Netflix just put out a new documentary series that looks into what it calls the “great modern mystery” of a commercial plane that disappeared in the middle of a flight. In March 2014, Malaysia Airlines Flight 370 was flying from Kuala Lumpur, Malaysia, to Beijing, China, when it went off the radar shortly after takeoff.

The plane went off course and is believed to have crashed somewhere in the Indian Ocean. Now that it’s been nine years since the plane went missing, the Netflix show MH370: The Plane That Disappeared talks about what happened and some of the theories about what happened.

Officials have said that we won’t really know what happened to Flight MH370 and its more than 200 passengers until the black box flight recorder is found. But has the plane MH370 or any of its parts ever been found?

Has Malaysia Airlines Flight MH370 or Any of Its Wreckage Ever Been Located?

The wreckage of Malaysia Airlines Flight 370 has never been found, even though governments and private contractors have spent a lot of time and money looking for it. Between July 2015 and October 2017, 20 pieces of debris thought to be from MH370 were found on beaches on islands and on the coast of Africa in the western Indian Ocean.

The right flaperon, which is part of the plane’s wing, was the first thing that was sure to be from the plane. It washed up on the French island of Réunion in the western Indian Ocean, 2,500 miles away from the underwater search area, in July 2015.

In September 2015, officials said that serial numbers found inside the flaperon proved it came from MH370. After finding the body, officials looked in the same area and found what they thought were the remains of a suitcase as well as a Chinese water bottle and an Indonesian cleaning product, which matched the countries of some of the plane’s passengers.

In February 2016, a piece of trash with the words “NO STEP” stenciled on it was found off the coast of Mozambique, Africa, about 1,200 miles southwest of where the flaperon had been found. Officials in Australia looked at the debris and found that it was “almost certainly” a piece of MH370’s right horizontal stabilizer panel.

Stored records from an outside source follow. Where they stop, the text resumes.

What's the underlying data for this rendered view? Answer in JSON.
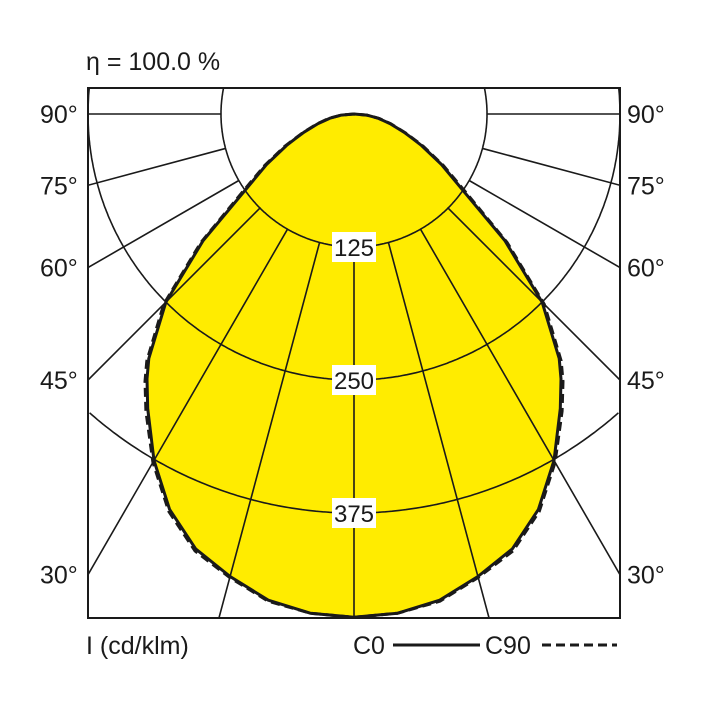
{
  "chart_data": {
    "type": "polar",
    "title": "η = 100.0 %",
    "unit_label": "I (cd/klm)",
    "radial_ticks": [
      125,
      250,
      375
    ],
    "radial_max": 475,
    "angle_ticks": [
      90,
      75,
      60,
      45,
      30
    ],
    "angle_labels": [
      "90°",
      "75°",
      "60°",
      "45°",
      "30°"
    ],
    "grid": true,
    "fill_color": "#ffec00",
    "legend_placement": "bottom-right",
    "series": [
      {
        "name": "C0",
        "style": "solid",
        "angles": [
          0,
          5,
          10,
          15,
          20,
          25,
          30,
          35,
          38,
          40,
          45,
          50,
          55,
          60,
          65,
          67,
          70,
          75,
          80,
          85,
          90
        ],
        "values": [
          473,
          471,
          464,
          450,
          435,
          410,
          376,
          338,
          316,
          300,
          250,
          185,
          125,
          95,
          70,
          61,
          50,
          35,
          23,
          12,
          0
        ]
      },
      {
        "name": "C90",
        "style": "dashed",
        "angles": [
          0,
          5,
          10,
          15,
          20,
          25,
          30,
          35,
          38,
          40,
          45,
          50,
          55,
          60,
          65,
          67,
          70,
          75,
          80,
          85,
          90
        ],
        "values": [
          473,
          471,
          465,
          451,
          437,
          412,
          378,
          341,
          319,
          303,
          253,
          188,
          128,
          97,
          72,
          62,
          51,
          36,
          24,
          12,
          0
        ]
      }
    ]
  }
}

Another piece of trash had been found on a beach in southern Mozambique, 190 miles away, in December of the previous year, but it was not reported at first. This item had a stenciled code 676EB that matched the style used by Malaysia Airlines. It was found to be part of a Boeing 777 flap track fairing from the wing of the plane.

Experts were almost certain that it was part of MH370. Over the next few years, pieces of what were thought to be from MH370 were found on beaches in South Africa, Mauritius, and Madagascar, as well as in Réunion and Mozambique.

These things included a piece of an engine with a part of the Rolls-Royce logo on it, as well as more pieces of the plane’s wings and tail. Pieces of the plane’s interior, like a stowage closet door, and a few things that couldn’t be named were also found.